In 1948 Tucker cars became the first car company to include seat belts, prior to which even minor motor vehicle accidents could cause serious injury. In the 1950s, Ford began introducing seat belts in its vehicles as an option, then in 1964 Pontiac became the first automaker to have seat belts installed in every vehicle as a standard measure. In 1968, the United States was the first country in the world to make it a legal requirement that all new cars have seat belts.

Crumple zones

In the 1970’s, crumple zones were introduced into vehicles, which made a significant difference in the severity of many car crash injuries. The way a crumple zone works is that some parts of the car are designed to give way slightly easier if impacted. Prior to the introduction of crumple zones in car designs, cars with particularly sturdy hoods would often see the hood of the car forced back into the cab by a collision; sometimes this would decapitate those inside the car, in the most horrific type of motor vehicle accident.

Speed limit enforcement

Since cars first became a popular mode of transport, speed limits have always applied, and in the 1930s in Australia, you were expected to keep to 30 miles per hour in any built up area. While our cars have gotten far more powerful since then, the speed limits haven’t changed much — though the enforcement of them has changed considerably, with millions of dollars every year brought in through fines related to cars and driving.

Air bags

In the early 1950s, John Hetrick began working on ideas for a compressible inflatable cushion, which would rapidly inflate to protect the occupants of the car from the impact of a collision. Considering that the air bag has less than 40 milliseconds to inflate, it’s incredible that air bags have been developed to do this so effectively. In the 1990s, Ford, Mercedes Benz and Volvo became three of the first companies to adopt air bags in all of their vehicles, and today that list is much longer.

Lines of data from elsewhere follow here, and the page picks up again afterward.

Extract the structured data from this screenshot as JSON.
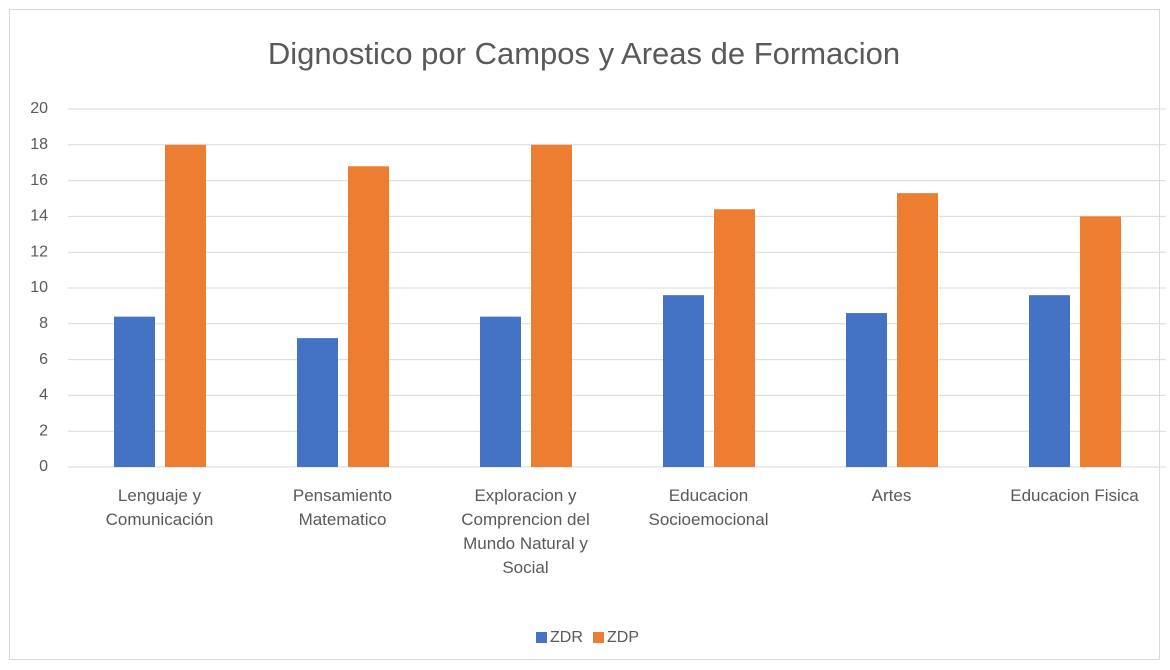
{
  "chart_data": {
    "type": "bar",
    "title": "Dignostico por Campos y Areas de Formacion",
    "categories": [
      "Lenguaje y Comunicación",
      "Pensamiento Matematico",
      "Exploracion y Comprencion del Mundo Natural y Social",
      "Educacion Socioemocional",
      "Artes",
      "Educacion Fisica"
    ],
    "series": [
      {
        "name": "ZDR",
        "color": "#4472c4",
        "values": [
          8.4,
          7.2,
          8.4,
          9.6,
          8.6,
          9.6
        ]
      },
      {
        "name": "ZDP",
        "color": "#ed7d31",
        "values": [
          18,
          16.8,
          18,
          14.4,
          15.3,
          14
        ]
      }
    ],
    "ylim": [
      0,
      20
    ],
    "yticks": [
      0,
      2,
      4,
      6,
      8,
      10,
      12,
      14,
      16,
      18,
      20
    ],
    "grid": true,
    "legend": "bottom"
  }
}
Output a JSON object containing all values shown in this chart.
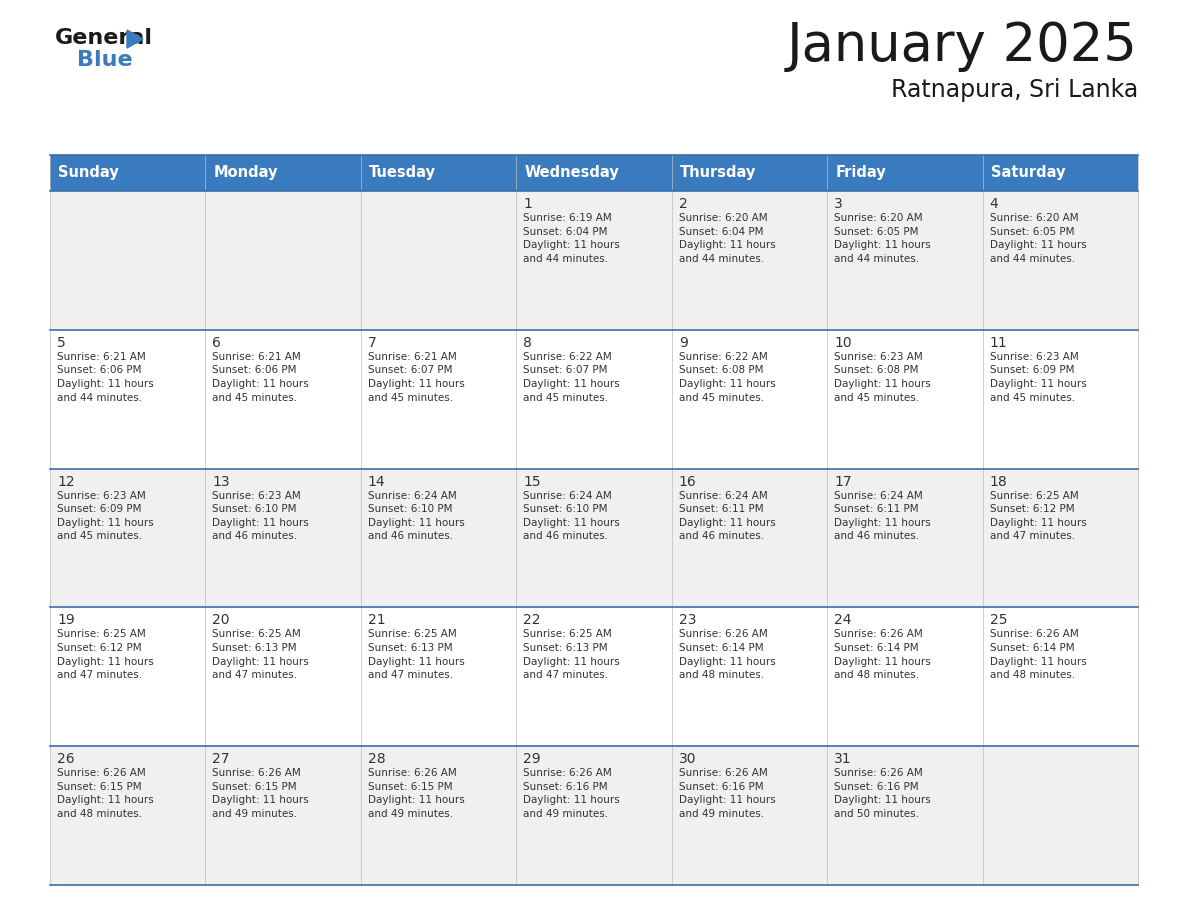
{
  "title": "January 2025",
  "subtitle": "Ratnapura, Sri Lanka",
  "header_bg": "#3a7bbf",
  "header_text": "#ffffff",
  "row_bg_odd": "#f0f0f0",
  "row_bg_even": "#ffffff",
  "separator_color": "#3a6ea8",
  "text_color": "#333333",
  "days_of_week": [
    "Sunday",
    "Monday",
    "Tuesday",
    "Wednesday",
    "Thursday",
    "Friday",
    "Saturday"
  ],
  "calendar": [
    [
      {
        "day": "",
        "info": ""
      },
      {
        "day": "",
        "info": ""
      },
      {
        "day": "",
        "info": ""
      },
      {
        "day": "1",
        "info": "Sunrise: 6:19 AM\nSunset: 6:04 PM\nDaylight: 11 hours\nand 44 minutes."
      },
      {
        "day": "2",
        "info": "Sunrise: 6:20 AM\nSunset: 6:04 PM\nDaylight: 11 hours\nand 44 minutes."
      },
      {
        "day": "3",
        "info": "Sunrise: 6:20 AM\nSunset: 6:05 PM\nDaylight: 11 hours\nand 44 minutes."
      },
      {
        "day": "4",
        "info": "Sunrise: 6:20 AM\nSunset: 6:05 PM\nDaylight: 11 hours\nand 44 minutes."
      }
    ],
    [
      {
        "day": "5",
        "info": "Sunrise: 6:21 AM\nSunset: 6:06 PM\nDaylight: 11 hours\nand 44 minutes."
      },
      {
        "day": "6",
        "info": "Sunrise: 6:21 AM\nSunset: 6:06 PM\nDaylight: 11 hours\nand 45 minutes."
      },
      {
        "day": "7",
        "info": "Sunrise: 6:21 AM\nSunset: 6:07 PM\nDaylight: 11 hours\nand 45 minutes."
      },
      {
        "day": "8",
        "info": "Sunrise: 6:22 AM\nSunset: 6:07 PM\nDaylight: 11 hours\nand 45 minutes."
      },
      {
        "day": "9",
        "info": "Sunrise: 6:22 AM\nSunset: 6:08 PM\nDaylight: 11 hours\nand 45 minutes."
      },
      {
        "day": "10",
        "info": "Sunrise: 6:23 AM\nSunset: 6:08 PM\nDaylight: 11 hours\nand 45 minutes."
      },
      {
        "day": "11",
        "info": "Sunrise: 6:23 AM\nSunset: 6:09 PM\nDaylight: 11 hours\nand 45 minutes."
      }
    ],
    [
      {
        "day": "12",
        "info": "Sunrise: 6:23 AM\nSunset: 6:09 PM\nDaylight: 11 hours\nand 45 minutes."
      },
      {
        "day": "13",
        "info": "Sunrise: 6:23 AM\nSunset: 6:10 PM\nDaylight: 11 hours\nand 46 minutes."
      },
      {
        "day": "14",
        "info": "Sunrise: 6:24 AM\nSunset: 6:10 PM\nDaylight: 11 hours\nand 46 minutes."
      },
      {
        "day": "15",
        "info": "Sunrise: 6:24 AM\nSunset: 6:10 PM\nDaylight: 11 hours\nand 46 minutes."
      },
      {
        "day": "16",
        "info": "Sunrise: 6:24 AM\nSunset: 6:11 PM\nDaylight: 11 hours\nand 46 minutes."
      },
      {
        "day": "17",
        "info": "Sunrise: 6:24 AM\nSunset: 6:11 PM\nDaylight: 11 hours\nand 46 minutes."
      },
      {
        "day": "18",
        "info": "Sunrise: 6:25 AM\nSunset: 6:12 PM\nDaylight: 11 hours\nand 47 minutes."
      }
    ],
    [
      {
        "day": "19",
        "info": "Sunrise: 6:25 AM\nSunset: 6:12 PM\nDaylight: 11 hours\nand 47 minutes."
      },
      {
        "day": "20",
        "info": "Sunrise: 6:25 AM\nSunset: 6:13 PM\nDaylight: 11 hours\nand 47 minutes."
      },
      {
        "day": "21",
        "info": "Sunrise: 6:25 AM\nSunset: 6:13 PM\nDaylight: 11 hours\nand 47 minutes."
      },
      {
        "day": "22",
        "info": "Sunrise: 6:25 AM\nSunset: 6:13 PM\nDaylight: 11 hours\nand 47 minutes."
      },
      {
        "day": "23",
        "info": "Sunrise: 6:26 AM\nSunset: 6:14 PM\nDaylight: 11 hours\nand 48 minutes."
      },
      {
        "day": "24",
        "info": "Sunrise: 6:26 AM\nSunset: 6:14 PM\nDaylight: 11 hours\nand 48 minutes."
      },
      {
        "day": "25",
        "info": "Sunrise: 6:26 AM\nSunset: 6:14 PM\nDaylight: 11 hours\nand 48 minutes."
      }
    ],
    [
      {
        "day": "26",
        "info": "Sunrise: 6:26 AM\nSunset: 6:15 PM\nDaylight: 11 hours\nand 48 minutes."
      },
      {
        "day": "27",
        "info": "Sunrise: 6:26 AM\nSunset: 6:15 PM\nDaylight: 11 hours\nand 49 minutes."
      },
      {
        "day": "28",
        "info": "Sunrise: 6:26 AM\nSunset: 6:15 PM\nDaylight: 11 hours\nand 49 minutes."
      },
      {
        "day": "29",
        "info": "Sunrise: 6:26 AM\nSunset: 6:16 PM\nDaylight: 11 hours\nand 49 minutes."
      },
      {
        "day": "30",
        "info": "Sunrise: 6:26 AM\nSunset: 6:16 PM\nDaylight: 11 hours\nand 49 minutes."
      },
      {
        "day": "31",
        "info": "Sunrise: 6:26 AM\nSunset: 6:16 PM\nDaylight: 11 hours\nand 50 minutes."
      },
      {
        "day": "",
        "info": ""
      }
    ]
  ],
  "logo_general_color": "#1a1a1a",
  "logo_blue_color": "#3a7bbf",
  "logo_triangle_color": "#3a7bbf",
  "fig_width": 11.88,
  "fig_height": 9.18,
  "dpi": 100
}
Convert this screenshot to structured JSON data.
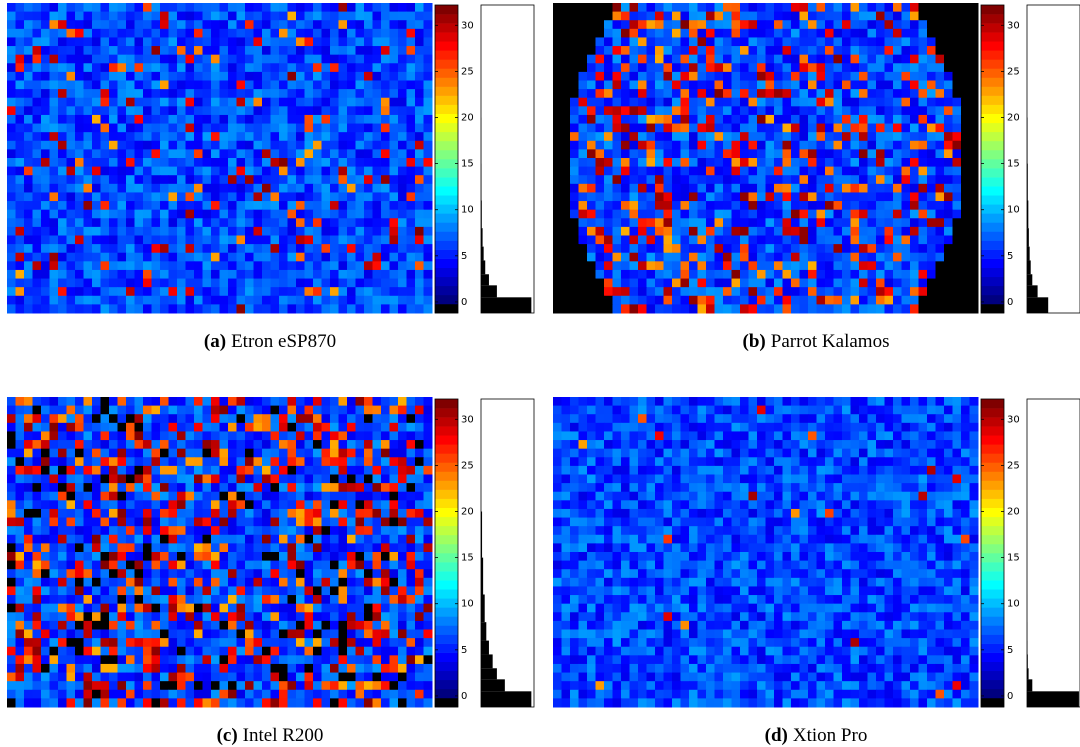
{
  "panels": [
    {
      "label": "(a)",
      "name": "Etron eSP870",
      "colorbar": {
        "lim": [
          -1.2,
          32.2
        ],
        "ticks": [
          0,
          5,
          10,
          15,
          20,
          25,
          30
        ]
      },
      "histogram": {
        "bins": [
          -1.2,
          0.5,
          1.8,
          3,
          4.5,
          6,
          8,
          11,
          15,
          20
        ],
        "counts": [
          0.95,
          0.3,
          0.15,
          0.08,
          0.05,
          0.03,
          0.015,
          0.008,
          0.004
        ],
        "xlim": [
          0,
          1
        ]
      }
    },
    {
      "label": "(b)",
      "name": "Parrot Kalamos",
      "colorbar": {
        "lim": [
          -1.2,
          32.2
        ],
        "ticks": [
          0,
          5,
          10,
          15,
          20,
          25,
          30
        ]
      },
      "histogram": {
        "bins": [
          -1.2,
          0.5,
          1.8,
          3,
          4.5,
          6,
          8,
          11,
          15,
          20
        ],
        "counts": [
          0.4,
          0.2,
          0.1,
          0.07,
          0.05,
          0.035,
          0.025,
          0.015,
          0.01
        ],
        "xlim": [
          0,
          1
        ]
      }
    },
    {
      "label": "(c)",
      "name": "Intel R200",
      "colorbar": {
        "lim": [
          -1.2,
          32.2
        ],
        "ticks": [
          0,
          5,
          10,
          15,
          20,
          25,
          30
        ]
      },
      "histogram": {
        "bins": [
          -1.2,
          0.5,
          1.8,
          3,
          4.5,
          6,
          8,
          11,
          15,
          20
        ],
        "counts": [
          0.95,
          0.45,
          0.3,
          0.22,
          0.15,
          0.1,
          0.07,
          0.04,
          0.02
        ],
        "xlim": [
          0,
          1
        ]
      }
    },
    {
      "label": "(d)",
      "name": "Xtion Pro",
      "colorbar": {
        "lim": [
          -1.2,
          32.2
        ],
        "ticks": [
          0,
          5,
          10,
          15,
          20,
          25,
          30
        ]
      },
      "histogram": {
        "bins": [
          -1.2,
          0.5,
          1.8,
          3,
          4.5,
          6,
          8,
          11,
          15,
          20
        ],
        "counts": [
          0.98,
          0.1,
          0.03,
          0.015,
          0.008,
          0.004,
          0.002,
          0.001,
          0.001
        ],
        "xlim": [
          0,
          1
        ]
      }
    }
  ]
}
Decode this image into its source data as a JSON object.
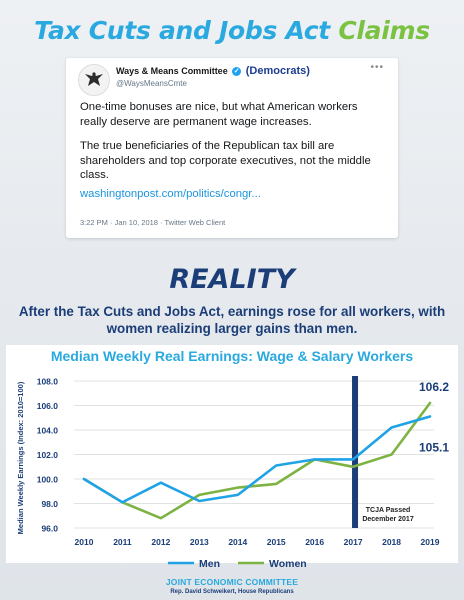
{
  "headline": {
    "part1": "Tax Cuts and Jobs Act",
    "part2": "Claims"
  },
  "tweet": {
    "name": "Ways & Means Committee",
    "party": "(Democrats)",
    "handle": "@WaysMeansCmte",
    "more": "•••",
    "paragraph1": "One-time bonuses are nice, but what American workers really deserve are permanent wage increases.",
    "paragraph2": "The true beneficiaries of the Republican tax bill are shareholders and top corporate executives, not the middle class.",
    "link": "washingtonpost.com/politics/congr...",
    "meta": "3:22 PM · Jan 10, 2018 · Twitter Web Client"
  },
  "reality": "REALITY",
  "subtitle": "After the Tax Cuts and Jobs Act, earnings rose for all workers, with women realizing larger gains than men.",
  "chart_data": {
    "type": "line",
    "title": "Median Weekly Real Earnings: Wage & Salary Workers",
    "ylabel": "Median Weekly Earnings (Index: 2010=100)",
    "x": [
      2010,
      2011,
      2012,
      2013,
      2014,
      2015,
      2016,
      2017,
      2018,
      2019
    ],
    "ylim": [
      96.0,
      108.0
    ],
    "yticks": [
      "96.0",
      "98.0",
      "100.0",
      "102.0",
      "104.0",
      "106.0",
      "108.0"
    ],
    "series": [
      {
        "name": "Men",
        "color": "#1fa3e6",
        "values": [
          100.0,
          98.1,
          99.7,
          98.2,
          98.7,
          101.1,
          101.6,
          101.6,
          104.2,
          105.1
        ]
      },
      {
        "name": "Women",
        "color": "#7cb342",
        "values": [
          100.0,
          98.1,
          96.8,
          98.7,
          99.3,
          99.6,
          101.6,
          101.0,
          102.0,
          106.2
        ]
      }
    ],
    "end_labels": {
      "men": "105.1",
      "women": "106.2"
    },
    "annotation": {
      "x": 2017.05,
      "line1": "TCJA Passed",
      "line2": "December 2017"
    },
    "legend_position": "bottom"
  },
  "footer": {
    "org": "JOINT ECONOMIC COMMITTEE",
    "sub": "Rep. David Schweikert, House Republicans"
  }
}
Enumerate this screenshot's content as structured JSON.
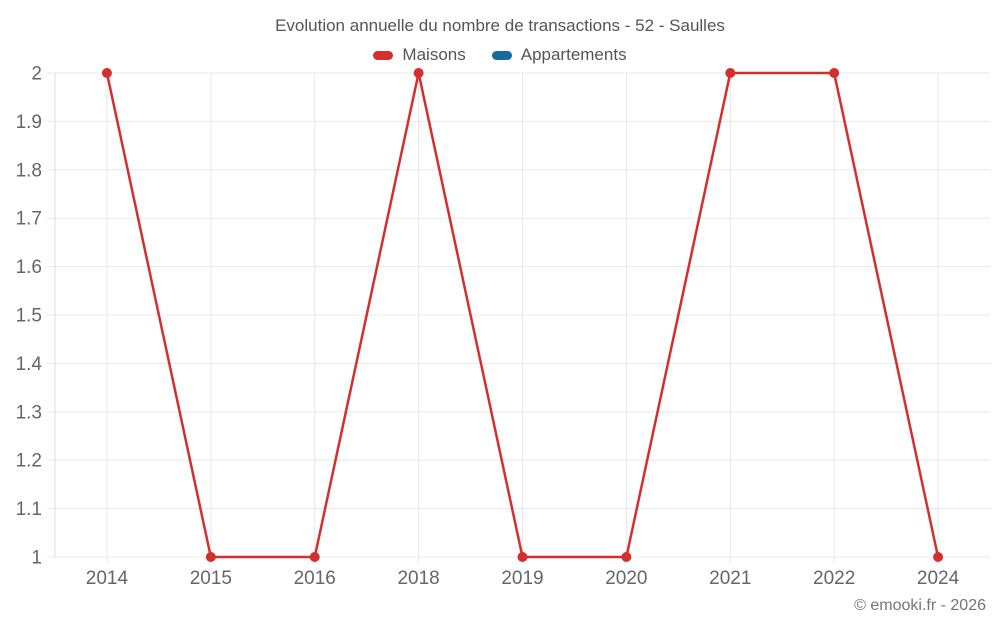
{
  "page": {
    "footer": "© emooki.fr - 2026"
  },
  "chart_data": {
    "type": "line",
    "title": "Evolution annuelle du nombre de transactions - 52 - Saulles",
    "categories": [
      "2014",
      "2015",
      "2016",
      "2018",
      "2019",
      "2020",
      "2021",
      "2022",
      "2024"
    ],
    "series": [
      {
        "name": "Maisons",
        "color": "#d32f2f",
        "values": [
          2,
          1,
          1,
          2,
          1,
          1,
          2,
          2,
          1
        ]
      },
      {
        "name": "Appartements",
        "color": "#17699f",
        "values": []
      }
    ],
    "xlabel": "",
    "ylabel": "",
    "ylim": [
      1,
      2
    ],
    "ytick_step": 0.1,
    "ytick_labels": [
      "1",
      "1.1",
      "1.2",
      "1.3",
      "1.4",
      "1.5",
      "1.6",
      "1.7",
      "1.8",
      "1.9",
      "2"
    ],
    "grid": true,
    "legend_position": "top",
    "marker_radius": 5,
    "line_width": 2.5,
    "colors": {
      "grid": "#e8e8e8",
      "axis": "#dcdcdc",
      "tick_text": "#666666",
      "title_text": "#555555",
      "footer_text": "#757575"
    }
  }
}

In the early days of the car, you were taking somewhat of a risk just by getting inside, and considering what we know now about car safety, many of the early vehicles were not safe at all. Cars today are far more complex and sophisticated, and go through a huge amount of testing before being put on the market. New technology has made it easier to measure the strength or weakness of vehicle safety, leading to some interesting and innovative safety designs.